Currently, registered psychiatric nurses are only recognized in the western provinces and in the Yukon Territory. The Registered Psychiatric Nurses of Canada will explore possible solutions to recognition of RPN qualifications in the central and eastern areas of Canada and the assessment and integration of internationally educated psychiatric nurses wishing to practise in Canada.
Finally, our government will provide $3.4 million to the National Nursing Assessment Service to develop a centralized online application process for all internationally educated nurses seeking registration in Canada. This will save time and money in the assessment of credentials.
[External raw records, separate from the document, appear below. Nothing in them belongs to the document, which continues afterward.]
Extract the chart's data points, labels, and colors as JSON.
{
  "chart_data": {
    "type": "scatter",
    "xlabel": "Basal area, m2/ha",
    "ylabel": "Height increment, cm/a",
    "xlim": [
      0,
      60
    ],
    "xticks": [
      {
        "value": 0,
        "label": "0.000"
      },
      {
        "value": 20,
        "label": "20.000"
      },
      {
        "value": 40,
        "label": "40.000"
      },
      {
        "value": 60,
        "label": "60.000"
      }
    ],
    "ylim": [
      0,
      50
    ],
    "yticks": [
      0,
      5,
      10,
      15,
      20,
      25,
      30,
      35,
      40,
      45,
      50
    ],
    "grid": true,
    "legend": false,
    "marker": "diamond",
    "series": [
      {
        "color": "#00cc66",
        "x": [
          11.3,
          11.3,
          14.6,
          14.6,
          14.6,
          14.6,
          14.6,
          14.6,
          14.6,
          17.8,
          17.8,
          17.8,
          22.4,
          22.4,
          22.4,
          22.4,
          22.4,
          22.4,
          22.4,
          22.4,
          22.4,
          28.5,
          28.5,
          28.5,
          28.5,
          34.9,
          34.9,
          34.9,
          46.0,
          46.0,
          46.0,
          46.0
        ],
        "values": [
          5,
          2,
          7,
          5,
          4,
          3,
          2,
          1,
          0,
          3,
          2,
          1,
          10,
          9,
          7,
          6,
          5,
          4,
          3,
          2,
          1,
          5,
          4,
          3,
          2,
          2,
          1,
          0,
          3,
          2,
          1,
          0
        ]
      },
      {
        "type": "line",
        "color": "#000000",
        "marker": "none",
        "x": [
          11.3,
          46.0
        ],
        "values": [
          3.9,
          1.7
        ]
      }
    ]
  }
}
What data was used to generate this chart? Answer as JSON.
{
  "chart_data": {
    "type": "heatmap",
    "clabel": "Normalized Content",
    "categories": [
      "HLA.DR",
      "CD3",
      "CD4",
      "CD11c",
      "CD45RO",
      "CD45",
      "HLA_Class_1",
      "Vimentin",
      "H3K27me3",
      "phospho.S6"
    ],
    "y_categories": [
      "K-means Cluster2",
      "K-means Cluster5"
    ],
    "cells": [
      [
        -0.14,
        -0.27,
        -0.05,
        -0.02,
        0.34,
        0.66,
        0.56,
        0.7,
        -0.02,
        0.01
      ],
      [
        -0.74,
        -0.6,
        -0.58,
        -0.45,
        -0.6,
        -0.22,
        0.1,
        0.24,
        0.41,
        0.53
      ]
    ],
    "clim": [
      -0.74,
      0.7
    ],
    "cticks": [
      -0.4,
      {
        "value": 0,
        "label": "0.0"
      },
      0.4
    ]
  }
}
And after three years, the system’s expected to be able to deal with more than 5 000 applications a year. So this is going to touch a lot of people.
The introduction of a computer-adapted exam means that, in the near future, an internationally educated nurse could be assessed and ready for licence or registration before immigrating to Canada. And some provinces have worked on programs like this—Saskatchewan and the Philippines, for example—to train them up to the Canadian standard before they get here. We think that’s a great way forward.
So all of these projects will help to address labour shortages while improving access to health care for Canadians, and I am really excited about the potential. I want to thank all three of our partners for the good work that they are committed to doing. As I say, you know, if there was a real simple solution to these challenges, it would have been found a long time ago. A lot of this is very detailed work—grinding—because we don’t want to lower the Canadian standard. That’s one thing I always say. This is not about guaranteeing all foreign-trained professionals a yes on their credential application. We don’t know until we assess them what their standards are relevant to the Canadian standard. We’re not looking to diminish that. What we’re looking to do is give people a fairly clear pathway with an answer in a reasonable amount of time, with mobility across Canada—as much as possible, harmonized and common standards. It only makes sense.
So thank you again to our three organizations that will be receiving this funding, and we are confident that you will deliver.